Au fur et à mesure que le moment des décisions approche, les positions sur la relance constitutionnelle (ou institutionnelle) de l'UE se radicalisent. C'est peut-être une évolution normale: dans toute négociation, lorsque les échéances arrivent, chaque partie se donne du mal pour renforcer sa position de départ. Dans ce cas, c'est une erreur, car nous ne sommes pas face à une négociation dans laquelle chaque participant s'efforce d'arracher le plus de concessions possibles ; c'est la voie commune d'une sortie de crise qu'on doit rechercher. Sinon, la tâche de la Présidence allemande devient impossible, ou presque…
Dans un effort de simplification forcément approximatif, on peut indiquer trois groupes de pays, plus la France qui est un cas à part car elle ne peut pas encore s'exprimer. Les trois groupes comprennent:
1. Le « groupe de Madrid », c'est-à-dire les Etats membres qui se sont définis comme «les amis du traité constitutionnel» et qui se sont réunis à la fin janvier à Madrid. Ils estiment que le contenu du projet qui est sur la table doit être sauvegardé ; l'on peut y ajouter des éléments supplémentaires, mais rien enlever d'important (sauf le terme «Constitution», qui ne correspond pas à la réalité). Ils font valoir que les pays qui ont ratifié ce projet sont nettement majoritaires: 18 l'ont fait, 2 entendent le faire, 2 sont prêts mais ils n'inviteront leurs peuples à s'exprimer que si les chances d'entrée en vigueur sont dégagées.
La majorité du Parlement européen est explicitement alignée sur cette orientation.
2. Les sceptiques, à savoir les Etats membres qui considèrent que le projet actuel est mort. Ils ne rejettent pas toute avancée de la construction européenne, mais à leur manière, sans trop d'idéologies ni objectifs d'intégration vraiment ambitieux. Appartiennent à cette catégorie le Royaume-Uni, la Pologne et la République tchèque, ainsi que pour certains aspects les Pays-Bas (et la Hongrie ?). Il existe des différences d'un pays à l'autre, et dans chacun, des forces politiques minoritaires appuient les thèses du premier groupe.
3. Les ambitieux: c'est « l'orientation Verhofstadt », en faveur des Etats-Unis d'Europe, disposée à envisager la création de deux catégories d'Etats membres: ceux qui acceptent et ceux qui refusent. Selon le Premier ministre belge, « dans le meilleur des cas, ce seront les pays de la zone euro » qui feraient partie de la première catégorie, avec des objectifs tels qu'une politique socio-économique européenne, une politique étrangère unique, une armée commune. Aucun Etat membre n'a pris des initiatives formelles dans cette direction ; celles-ci pourraient naître en cas d'échec des efforts pour avancer tous ensemble.

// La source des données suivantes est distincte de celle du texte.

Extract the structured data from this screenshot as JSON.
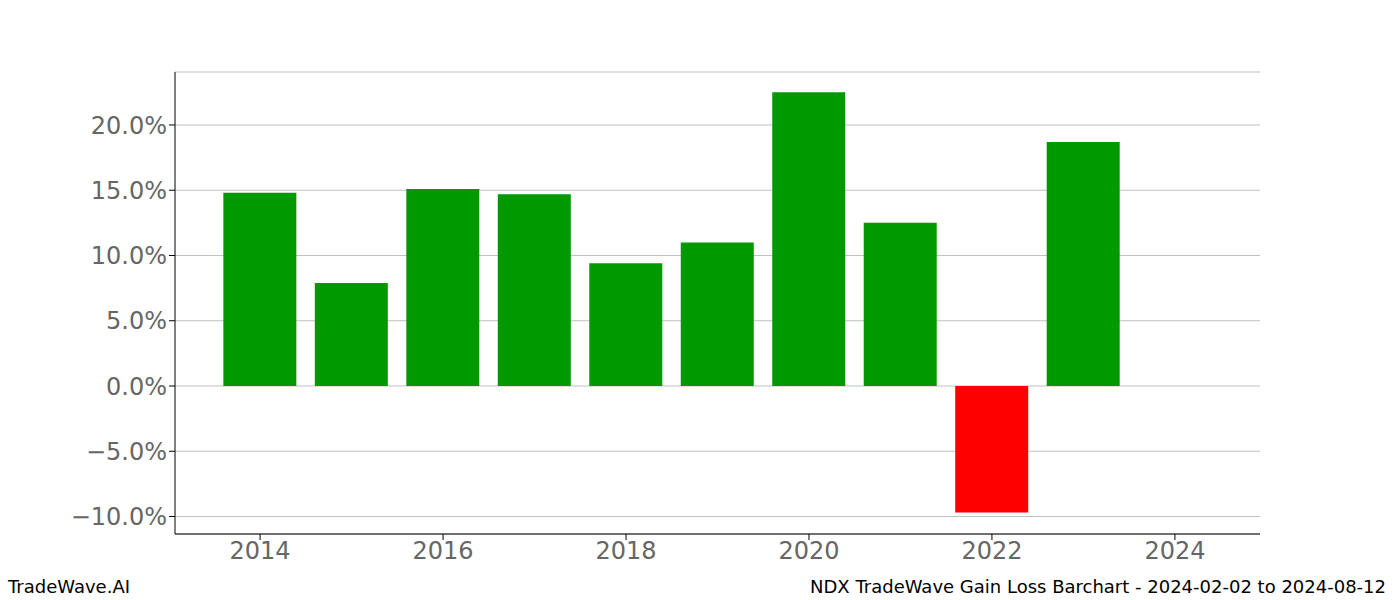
{
  "chart_data": {
    "type": "bar",
    "x": [
      2014,
      2015,
      2016,
      2017,
      2018,
      2019,
      2020,
      2021,
      2022,
      2023
    ],
    "values": [
      14.8,
      7.9,
      15.1,
      14.7,
      9.4,
      11.0,
      22.5,
      12.5,
      -9.7,
      18.7
    ],
    "colors": [
      "#009900",
      "#009900",
      "#009900",
      "#009900",
      "#009900",
      "#009900",
      "#009900",
      "#009900",
      "#ff0000",
      "#009900"
    ],
    "xlim": [
      2013.07,
      2024.93
    ],
    "xticks": [
      2014,
      2016,
      2018,
      2020,
      2022,
      2024
    ],
    "ylim": [
      -11.34,
      24.06
    ],
    "yticks": [
      {
        "value": -10,
        "label": "−10.0%"
      },
      {
        "value": -5,
        "label": "−5.0%"
      },
      {
        "value": 0,
        "label": "0.0%"
      },
      {
        "value": 5,
        "label": "5.0%"
      },
      {
        "value": 10,
        "label": "10.0%"
      },
      {
        "value": 15,
        "label": "15.0%"
      },
      {
        "value": 20,
        "label": "20.0%"
      }
    ],
    "grid": true,
    "annotations": [
      "TradeWave.AI",
      "NDX TradeWave Gain Loss Barchart - 2024-02-02 to 2024-08-12"
    ]
  }
}
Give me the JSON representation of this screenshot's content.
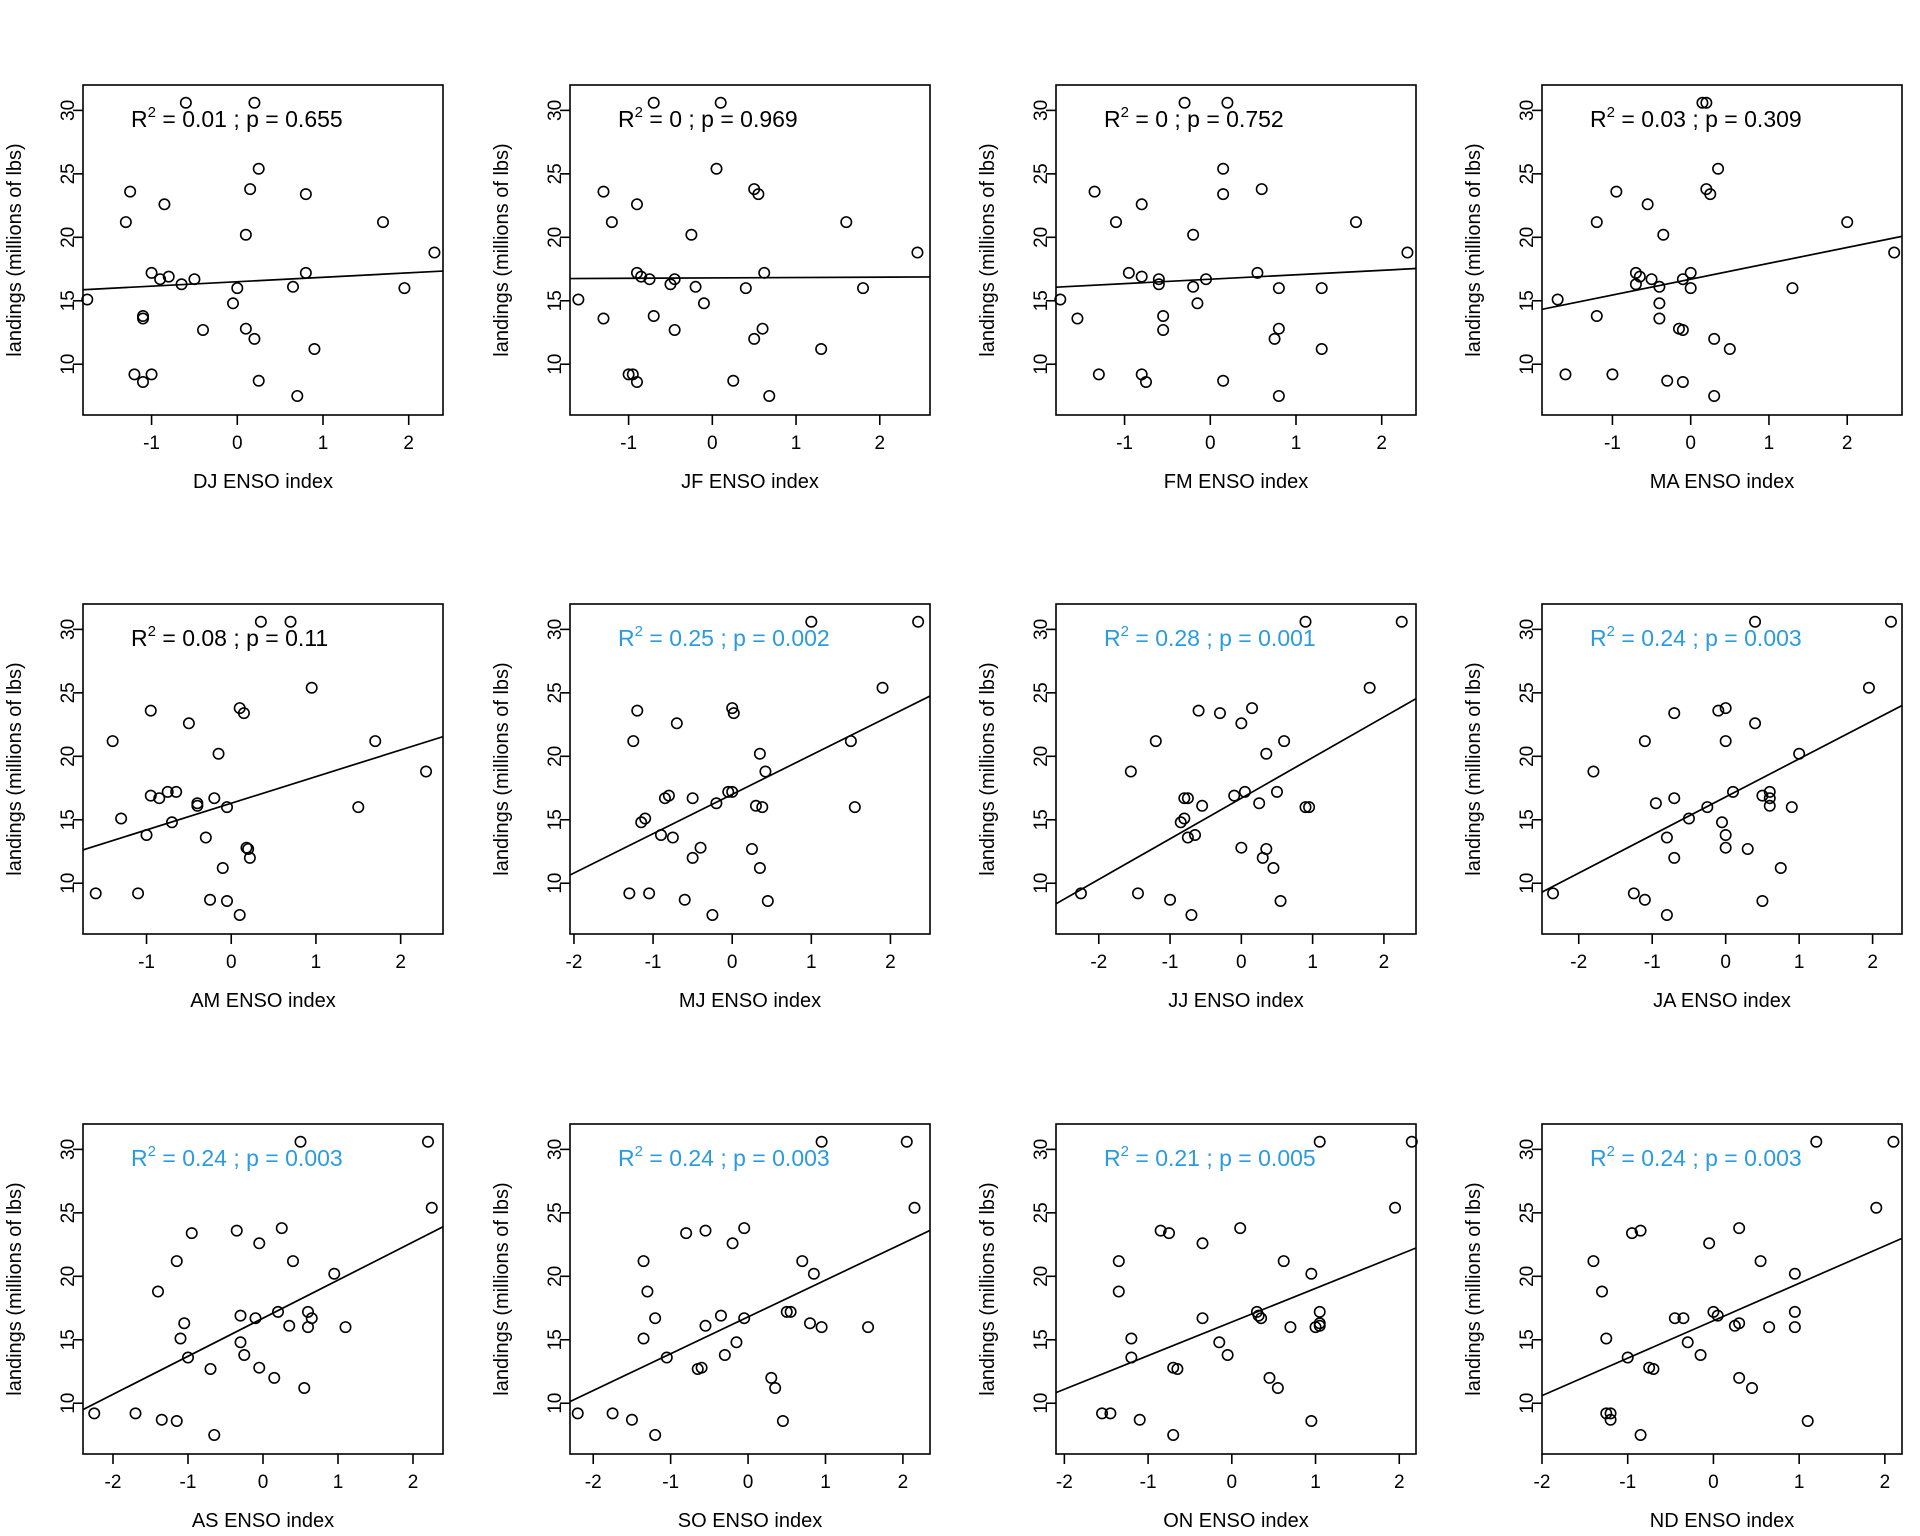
{
  "figure": {
    "ylabel": "landings (millions of lbs)"
  },
  "colors": {
    "significant": "#2b9be0",
    "nonsignificant": "#000000"
  },
  "landings": [
    30.6,
    30.6,
    25.4,
    23.6,
    23.4,
    23.8,
    22.6,
    21.2,
    21.2,
    20.2,
    18.8,
    17.2,
    17.2,
    16.9,
    16.7,
    16.7,
    16.3,
    16.1,
    16.0,
    16.0,
    15.1,
    14.8,
    13.6,
    13.8,
    12.7,
    12.8,
    12.0,
    11.2,
    9.2,
    9.2,
    8.7,
    8.6,
    7.5
  ],
  "chart_data": [
    {
      "type": "scatter",
      "title": "",
      "xlabel": "DJ ENSO index",
      "ylabel": "landings (millions of lbs)",
      "xlim": [
        -1.8,
        2.4
      ],
      "ylim": [
        6,
        32
      ],
      "xticks": [
        -1,
        0,
        1,
        2
      ],
      "yticks": [
        10,
        15,
        20,
        25,
        30
      ],
      "r2": "0.01",
      "p": "0.655",
      "significant": false,
      "fit": [
        16.5,
        0.35
      ],
      "x": [
        -0.6,
        0.2,
        0.25,
        -1.25,
        0.8,
        0.15,
        -0.85,
        -1.3,
        1.7,
        0.1,
        2.3,
        -1.0,
        0.8,
        -0.8,
        -0.9,
        -0.5,
        -0.65,
        0.65,
        0.0,
        1.95,
        -1.75,
        -0.05,
        -1.1,
        -1.1,
        -0.4,
        0.1,
        0.2,
        0.9,
        -1.2,
        -1.0,
        0.25,
        -1.1,
        0.7
      ]
    },
    {
      "type": "scatter",
      "title": "",
      "xlabel": "JF ENSO index",
      "ylabel": "landings (millions of lbs)",
      "xlim": [
        -1.7,
        2.6
      ],
      "ylim": [
        6,
        32
      ],
      "xticks": [
        -1,
        0,
        1,
        2
      ],
      "yticks": [
        10,
        15,
        20,
        25,
        30
      ],
      "r2": "0",
      "p": "0.969",
      "significant": false,
      "fit": [
        16.8,
        0.03
      ],
      "x": [
        -0.7,
        0.1,
        0.05,
        -1.3,
        0.55,
        0.5,
        -0.9,
        -1.2,
        1.6,
        -0.25,
        2.45,
        0.62,
        -0.9,
        -0.85,
        -0.75,
        -0.45,
        -0.5,
        -0.2,
        0.4,
        1.8,
        -1.6,
        -0.1,
        -1.3,
        -0.7,
        -0.45,
        0.6,
        0.5,
        1.3,
        -1.0,
        -0.95,
        0.25,
        -0.9,
        0.68
      ]
    },
    {
      "type": "scatter",
      "title": "",
      "xlabel": "FM ENSO index",
      "ylabel": "landings (millions of lbs)",
      "xlim": [
        -1.8,
        2.4
      ],
      "ylim": [
        6,
        32
      ],
      "xticks": [
        -1,
        0,
        1,
        2
      ],
      "yticks": [
        10,
        15,
        20,
        25,
        30
      ],
      "r2": "0",
      "p": "0.752",
      "significant": false,
      "fit": [
        16.7,
        0.35
      ],
      "x": [
        -0.3,
        0.2,
        0.15,
        -1.35,
        0.15,
        0.6,
        -0.8,
        -1.1,
        1.7,
        -0.2,
        2.3,
        -0.95,
        0.55,
        -0.8,
        -0.6,
        -0.05,
        -0.6,
        -0.2,
        0.8,
        1.3,
        -1.75,
        -0.15,
        -1.55,
        -0.55,
        -0.55,
        0.8,
        0.75,
        1.3,
        -1.3,
        -0.8,
        0.15,
        -0.75,
        0.8
      ]
    },
    {
      "type": "scatter",
      "title": "",
      "xlabel": "MA ENSO index",
      "ylabel": "landings (millions of lbs)",
      "xlim": [
        -1.9,
        2.7
      ],
      "ylim": [
        6,
        32
      ],
      "xticks": [
        -1,
        0,
        1,
        2
      ],
      "yticks": [
        10,
        15,
        20,
        25,
        30
      ],
      "r2": "0.03",
      "p": "0.309",
      "significant": false,
      "fit": [
        16.7,
        1.25
      ],
      "x": [
        0.15,
        0.2,
        0.35,
        -0.95,
        0.25,
        0.2,
        -0.55,
        -1.2,
        2.0,
        -0.35,
        2.6,
        -0.7,
        0.0,
        -0.65,
        -0.1,
        -0.5,
        -0.7,
        -0.4,
        0.0,
        1.3,
        -1.7,
        -0.4,
        -0.4,
        -1.2,
        -0.1,
        -0.15,
        0.3,
        0.5,
        -1.6,
        -1.0,
        -0.3,
        -0.1,
        0.3
      ]
    },
    {
      "type": "scatter",
      "title": "",
      "xlabel": "AM ENSO index",
      "ylabel": "landings (millions of lbs)",
      "xlim": [
        -1.75,
        2.5
      ],
      "ylim": [
        6,
        32
      ],
      "xticks": [
        -1,
        0,
        1,
        2
      ],
      "yticks": [
        10,
        15,
        20,
        25,
        30
      ],
      "r2": "0.08",
      "p": "0.11",
      "significant": false,
      "fit": [
        16.3,
        2.1
      ],
      "x": [
        0.35,
        0.7,
        0.95,
        -0.95,
        0.15,
        0.1,
        -0.5,
        -1.4,
        1.7,
        -0.15,
        2.3,
        -0.75,
        -0.65,
        -0.95,
        -0.85,
        -0.2,
        -0.4,
        -0.4,
        -0.05,
        1.5,
        -1.3,
        -0.7,
        -0.3,
        -1.0,
        0.2,
        0.18,
        0.22,
        -0.1,
        -1.6,
        -1.1,
        -0.25,
        -0.05,
        0.1
      ]
    },
    {
      "type": "scatter",
      "title": "",
      "xlabel": "MJ ENSO index",
      "ylabel": "landings (millions of lbs)",
      "xlim": [
        -2.05,
        2.5
      ],
      "ylim": [
        6,
        32
      ],
      "xticks": [
        -2,
        -1,
        0,
        1,
        2
      ],
      "yticks": [
        10,
        15,
        20,
        25,
        30
      ],
      "r2": "0.25",
      "p": "0.002",
      "significant": true,
      "fit": [
        17.0,
        3.1
      ],
      "x": [
        1.0,
        2.35,
        1.9,
        -1.2,
        0.02,
        0.0,
        -0.7,
        -1.25,
        1.5,
        0.35,
        0.42,
        -0.05,
        0.0,
        -0.8,
        -0.85,
        -0.5,
        -0.2,
        0.3,
        0.38,
        1.55,
        -1.1,
        -1.15,
        -0.75,
        -0.9,
        0.25,
        -0.4,
        -0.5,
        0.35,
        -1.3,
        -1.05,
        -0.6,
        0.45,
        -0.25
      ]
    },
    {
      "type": "scatter",
      "title": "",
      "xlabel": "JJ ENSO index",
      "ylabel": "landings (millions of lbs)",
      "xlim": [
        -2.6,
        2.45
      ],
      "ylim": [
        6,
        32
      ],
      "xticks": [
        -2,
        -1,
        0,
        1,
        2
      ],
      "yticks": [
        10,
        15,
        20,
        25,
        30
      ],
      "r2": "0.28",
      "p": "0.001",
      "significant": true,
      "fit": [
        16.7,
        3.2
      ],
      "x": [
        0.9,
        2.25,
        1.8,
        -0.6,
        -0.3,
        0.15,
        0.0,
        -1.2,
        0.6,
        0.35,
        -1.55,
        0.05,
        0.5,
        -0.1,
        -0.75,
        -0.8,
        0.25,
        -0.55,
        0.95,
        0.9,
        -0.8,
        -0.85,
        -0.75,
        -0.65,
        0.35,
        0.0,
        0.3,
        0.45,
        -2.25,
        -1.45,
        -1.0,
        0.55,
        -0.7
      ]
    },
    {
      "type": "scatter",
      "title": "",
      "xlabel": "JA ENSO index",
      "ylabel": "landings (millions of lbs)",
      "xlim": [
        -2.5,
        2.4
      ],
      "ylim": [
        6,
        32
      ],
      "xticks": [
        -2,
        -1,
        0,
        1,
        2
      ],
      "yticks": [
        10,
        15,
        20,
        25,
        30
      ],
      "r2": "0.24",
      "p": "0.003",
      "significant": true,
      "fit": [
        16.8,
        3.0
      ],
      "x": [
        0.4,
        2.25,
        1.95,
        -0.1,
        -0.7,
        0.0,
        0.4,
        -1.1,
        0.0,
        1.0,
        -1.8,
        0.1,
        0.6,
        0.5,
        -0.7,
        0.6,
        -0.95,
        0.6,
        0.9,
        -0.25,
        -0.5,
        -0.05,
        -0.8,
        0.0,
        0.3,
        0.0,
        -0.7,
        0.75,
        -2.35,
        -1.25,
        -1.1,
        0.5,
        -0.8
      ]
    },
    {
      "type": "scatter",
      "title": "",
      "xlabel": "AS ENSO index",
      "ylabel": "landings (millions of lbs)",
      "xlim": [
        -2.4,
        2.4
      ],
      "ylim": [
        6,
        32
      ],
      "xticks": [
        -2,
        -1,
        0,
        1,
        2
      ],
      "yticks": [
        10,
        15,
        20,
        25,
        30
      ],
      "r2": "0.24",
      "p": "0.003",
      "significant": true,
      "fit": [
        16.7,
        3.0
      ],
      "x": [
        0.5,
        2.2,
        2.25,
        -0.35,
        -0.95,
        0.25,
        -0.05,
        -1.15,
        0.4,
        0.95,
        -1.4,
        0.2,
        0.6,
        -0.3,
        -0.1,
        0.65,
        -1.05,
        0.35,
        0.6,
        1.1,
        -1.1,
        -0.3,
        -1.0,
        -0.25,
        -0.7,
        -0.05,
        0.15,
        0.55,
        -2.25,
        -1.7,
        -1.35,
        -1.15,
        -0.65
      ]
    },
    {
      "type": "scatter",
      "title": "",
      "xlabel": "SO ENSO index",
      "ylabel": "landings (millions of lbs)",
      "xlim": [
        -2.3,
        2.35
      ],
      "ylim": [
        6,
        32
      ],
      "xticks": [
        -2,
        -1,
        0,
        1,
        2
      ],
      "yticks": [
        10,
        15,
        20,
        25,
        30
      ],
      "r2": "0.24",
      "p": "0.003",
      "significant": true,
      "fit": [
        16.8,
        2.9
      ],
      "x": [
        0.95,
        2.05,
        2.15,
        -0.55,
        -0.8,
        -0.05,
        -0.2,
        -1.35,
        0.7,
        0.85,
        -1.3,
        0.55,
        0.5,
        -0.35,
        -0.05,
        -1.2,
        0.8,
        -0.55,
        0.95,
        1.55,
        -1.35,
        -0.15,
        -1.05,
        -0.3,
        -0.65,
        -0.6,
        0.3,
        0.35,
        -2.2,
        -1.75,
        -1.5,
        0.45,
        -1.2
      ]
    },
    {
      "type": "scatter",
      "title": "",
      "xlabel": "ON ENSO index",
      "ylabel": "landings (millions of lbs)",
      "xlim": [
        -2.1,
        2.2
      ],
      "ylim": [
        6,
        32
      ],
      "xticks": [
        -2,
        -1,
        0,
        1,
        2
      ],
      "yticks": [
        10,
        15,
        20,
        25,
        30
      ],
      "r2": "0.21",
      "p": "0.005",
      "significant": true,
      "fit": [
        16.4,
        2.65
      ],
      "x": [
        1.05,
        2.15,
        1.95,
        -0.85,
        -0.75,
        0.1,
        -0.35,
        -1.35,
        0.62,
        0.95,
        -1.35,
        0.3,
        1.05,
        0.32,
        0.35,
        -0.35,
        1.05,
        1.05,
        0.7,
        1.0,
        -1.2,
        -0.15,
        -1.2,
        -0.05,
        -0.65,
        -0.7,
        0.45,
        0.55,
        -1.55,
        -1.45,
        -1.1,
        0.95,
        -0.7
      ]
    },
    {
      "type": "scatter",
      "title": "",
      "xlabel": "ND ENSO index",
      "ylabel": "landings (millions of lbs)",
      "xlim": [
        -2.0,
        2.2
      ],
      "ylim": [
        6,
        32
      ],
      "xticks": [
        -2,
        -1,
        0,
        1,
        2
      ],
      "yticks": [
        10,
        15,
        20,
        25,
        30
      ],
      "r2": "0.24",
      "p": "0.003",
      "significant": true,
      "fit": [
        16.5,
        2.95
      ],
      "x": [
        1.2,
        2.1,
        1.9,
        -0.85,
        -0.95,
        0.3,
        -0.05,
        -1.4,
        0.55,
        0.95,
        -1.3,
        0.0,
        0.95,
        0.05,
        -0.45,
        -0.35,
        0.3,
        0.25,
        0.95,
        0.65,
        -1.25,
        -0.3,
        -1.0,
        -0.15,
        -0.7,
        -0.75,
        0.3,
        0.45,
        -1.2,
        -1.25,
        -1.2,
        1.1,
        -0.85
      ]
    }
  ]
}
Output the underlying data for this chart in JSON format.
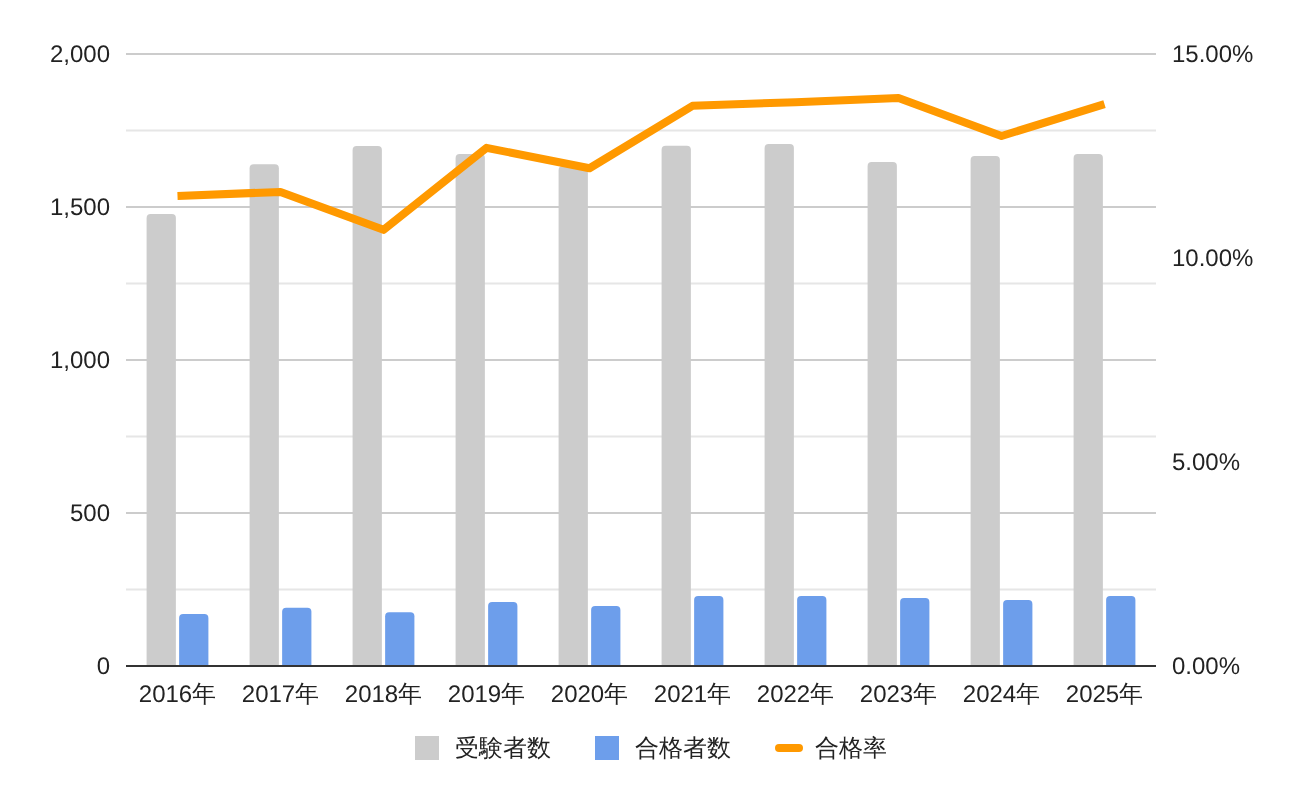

La France, un cas à part. Elle cherche la voie pour s'insérer dans le débat tout en tenant compte du résultat négatif de son référendum national. Face à la floraison de formules différentes (dont cette rubrique a en partie fait état), trois instituts prestigieux - European Policy Centre, Confrontations Europe et la Fondation pour l'innovation politique- ont organisé mardi à Bruxelles un séminaire dans lequel les différentes forces politiques françaises se sont exprimées. Il en est résulté un débat franco-français sans doute intéressant mais qui ne permet pas de se forger une idée de ce que sera la position de la France dans le débat européen.
La gauche envisage un projet indiquant des objectifs communs (pour le climat, le défi démographique, la réponse à la globalisation), projet à soumettre à un nouveau référendum national. Comment convaincre les 18 Etats membres qui ont ratifié le texte actuel de recommencer l'exercice ? Et combien de temps serait nécessaire pour une nouvelle négociation ?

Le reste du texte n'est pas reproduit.